Majora Carter: Landscape Architecture

We’re looking for a way to redesign our community that’s sustainable, liveable, and supportive of health—but also of dreams.”

Majora Carter is an unlikely champion for sustainable development in the South Bronx. Having seen her childhood neighborhood devolve into an industrial wasteland in the 1970s, she never even wanted to come back. “It didn’t seem like it was a place for culture—it certainly wasn’t aesthetically pleasing, and it wasn’t a place that fed me spiritually,” she says. Yet at age 38, Carter was the recipient of a 2005 MacArthur Fellowship for her work promoting green initiatives in the community through Sustainable South Bronx, the organization she founded in 2001.

In the late 1990s, when Carter grudgingly moved in with her parents to ease the cost of her MFA studies at New York University, the city was preparing to shut down its sole municipal waste landfill, Fresh Kills, and divert 40 percent of that garbage stream to the Bronx. It seemed to Carter a disproportionate burden, considering that the borough already shouldered 40 percent of New York City’s commercial waste. “Having all of those waste-treatment plants here was already creating this toxic brew that added to local health problems, in particular asthma,” Carter says.

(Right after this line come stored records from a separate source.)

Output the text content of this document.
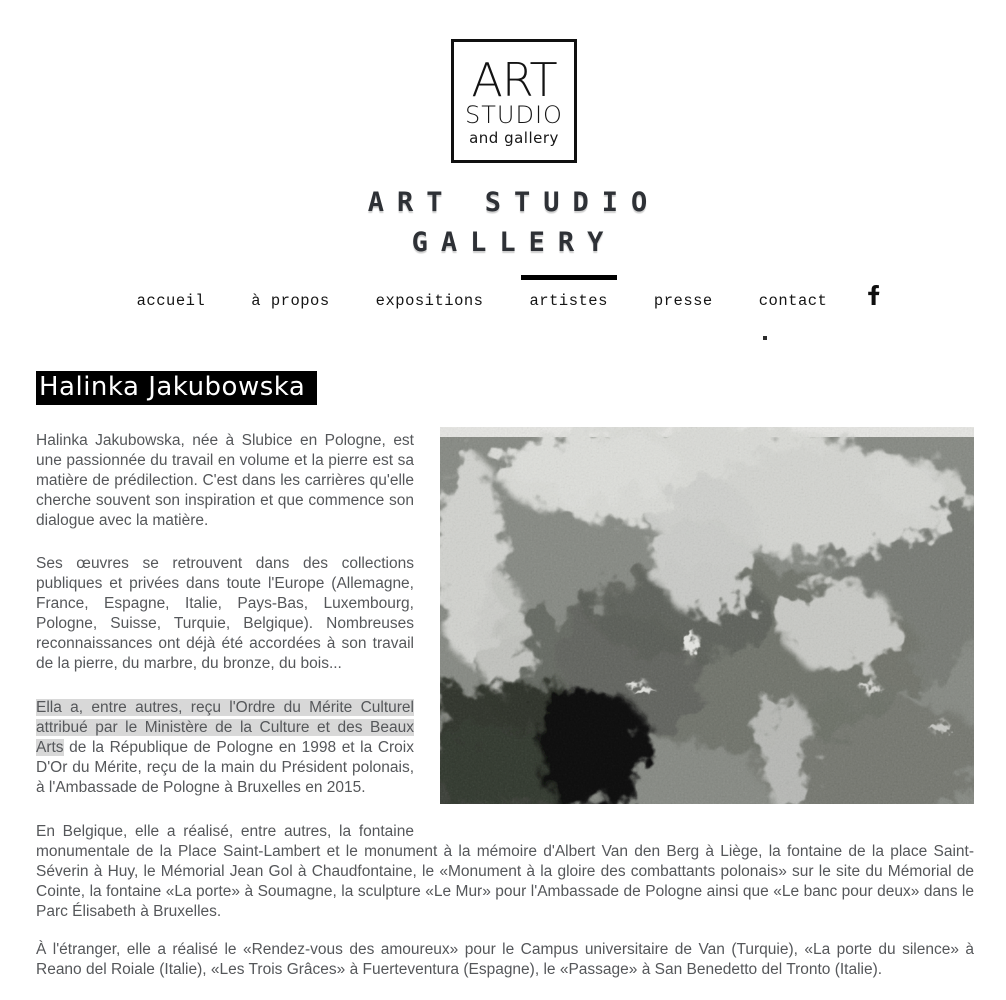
ART
STUDIO
and gallery
ART STUDIO
GALLERY
accueil	à propos	expositions	artistes	presse	contact
Halinka Jakubowska

Halinka Jakubowska, née à Slubice en Pologne, est une passionnée du travail en volume et la pierre est sa matière de prédilection. C'est dans les carrières qu'elle cherche souvent son inspiration et que commence son dialogue avec la matière.

Ses œuvres se retrouvent dans des collections publiques et privées dans toute l'Europe (Allemagne, France, Espagne, Italie, Pays-Bas, Luxembourg, Pologne, Suisse, Turquie, Belgique). Nombreuses reconnaissances ont déjà été accordées à son travail de la pierre, du marbre, du bronze, du bois...

Ella a, entre autres, reçu l'Ordre du Mérite Culturel attribué par le Ministère de la Culture et des Beaux Arts de la République de Pologne en 1998 et la Croix D'Or du Mérite, reçu de la main du Président polonais, à l'Ambassade de Pologne à Bruxelles en 2015.

En Belgique, elle a réalisé, entre autres, la fontaine monumentale de la Place Saint-Lambert et le monument à la mémoire d'Albert Van den Berg à Liège, la fontaine de la place Saint-Séverin à Huy, le Mémorial Jean Gol à Chaudfontaine, le «Monument à la gloire des combattants polonais» sur le site du Mémorial de Cointe, la fontaine «La porte» à Soumagne, la sculpture «Le Mur» pour l'Ambassade de Pologne ainsi que «Le banc pour deux» dans le Parc Élisabeth à Bruxelles.

À l'étranger, elle a réalisé le «Rendez-vous des amoureux» pour le Campus universitaire de Van (Turquie), «La porte du silence» à Reano del Roiale (Italie), «Les Trois Grâces» à Fuerteventura (Espagne), le «Passage» à San Benedetto del Tronto (Italie).
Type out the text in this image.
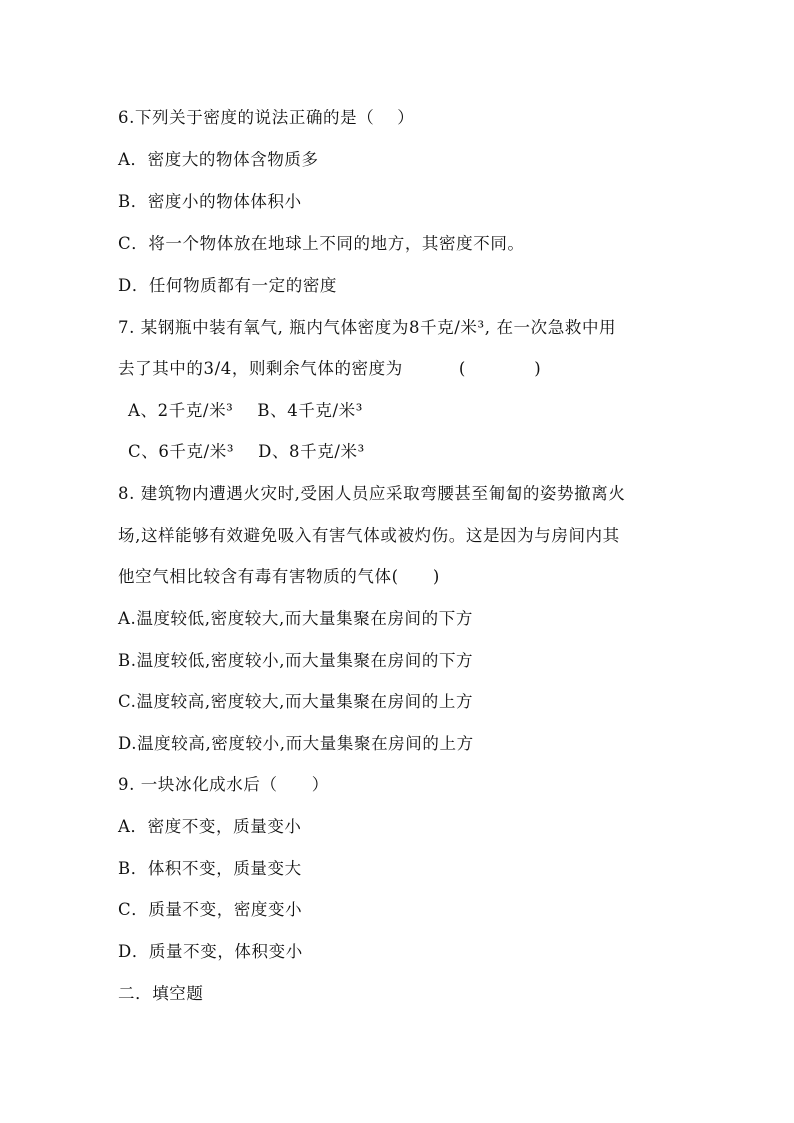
6.下列关于密度的说法正确的是（　 ）
A．密度大的物体含物质多
B．密度小的物体体积小
C．将一个物体放在地球上不同的地方，其密度不同。
D．任何物质都有一定的密度
7. 某钢瓶中装有氧气, 瓶内气体密度为8千克/米³, 在一次急救中用
去了其中的3/4，则剩余气体的密度为	(　　　　)
A、2千克/米³ B、4千克/米³
C、6千克/米³ D、8千克/米³
8. 建筑物内遭遇火灾时,受困人员应采取弯腰甚至匍匐的姿势撤离火
场,这样能够有效避免吸入有害气体或被灼伤。这是因为与房间内其
他空气相比较含有毒有害物质的气体(　　)
A.温度较低,密度较大,而大量集聚在房间的下方
B.温度较低,密度较小,而大量集聚在房间的下方
C.温度较高,密度较大,而大量集聚在房间的上方
D.温度较高,密度较小,而大量集聚在房间的上方
9. 一块冰化成水后（　　）
A．密度不变，质量变小
B．体积不变，质量变大
C．质量不变，密度变小
D．质量不变，体积变小
二．填空题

Mobilizing her neighbors to fight the city’s plan was her first official step into community activism. “We knew what we didn’t want in our neighborhood—but we didn’t really know what we did want,” she says. “That’s where the community planning and design elements came in.” Carter hung out her own shingle to formally address her neighbors’ requests, such as clean air, waterfront development, and jobs that don’t degrade the environment.

Other artists and activists have also returned to the South Bronx, which is undergoing a slow but sure revival, and Carter has been a big part of the change. “The thing that makes Majora stand out is that she always intertwines environmental sustainability with local economic sustainability,” says landscape architect Kathleen Bakewell, who along with researcher Joyce Rosenthal created a demonstration green roof atop the SSB office building.

Unveiled last September, the green roof—one of the projects of which Carter is most proud—is intended to show how rooftop vegetation can contribute to cooling and divert storm water that causes sewer overflows. In addition to the roof, which prompted Bronx Borough President Adolfo Carrión Jr. to promise incentives for future green roofs, SSB recently completed a feasibility study for a four-mile-long, bike-friendly greenway along the South Bronx’s underused waterfront. Cosponsored by the New York City Economic Development Corporation and supported by $1.2 million in funding raised by Carter, the design for the greenway was undertaken by Mathews Nielsen, a New York-based landscape architecture firm. Carter reports that $20 million is already available to execute the scheme. If a $500,000 no-strings-attached grant seems inconsequential, the activist says that an association with the MacArthur Foundation goes far beyond monetary support: “It has opened up doors for me so that I can become a vehicle for the platform of sustainable environmental and economic development.” She adds that when she conceived of SSB, she saw it in part as a demonstration project—much like the green roof above her office—that could be replicated in other neighborhoods.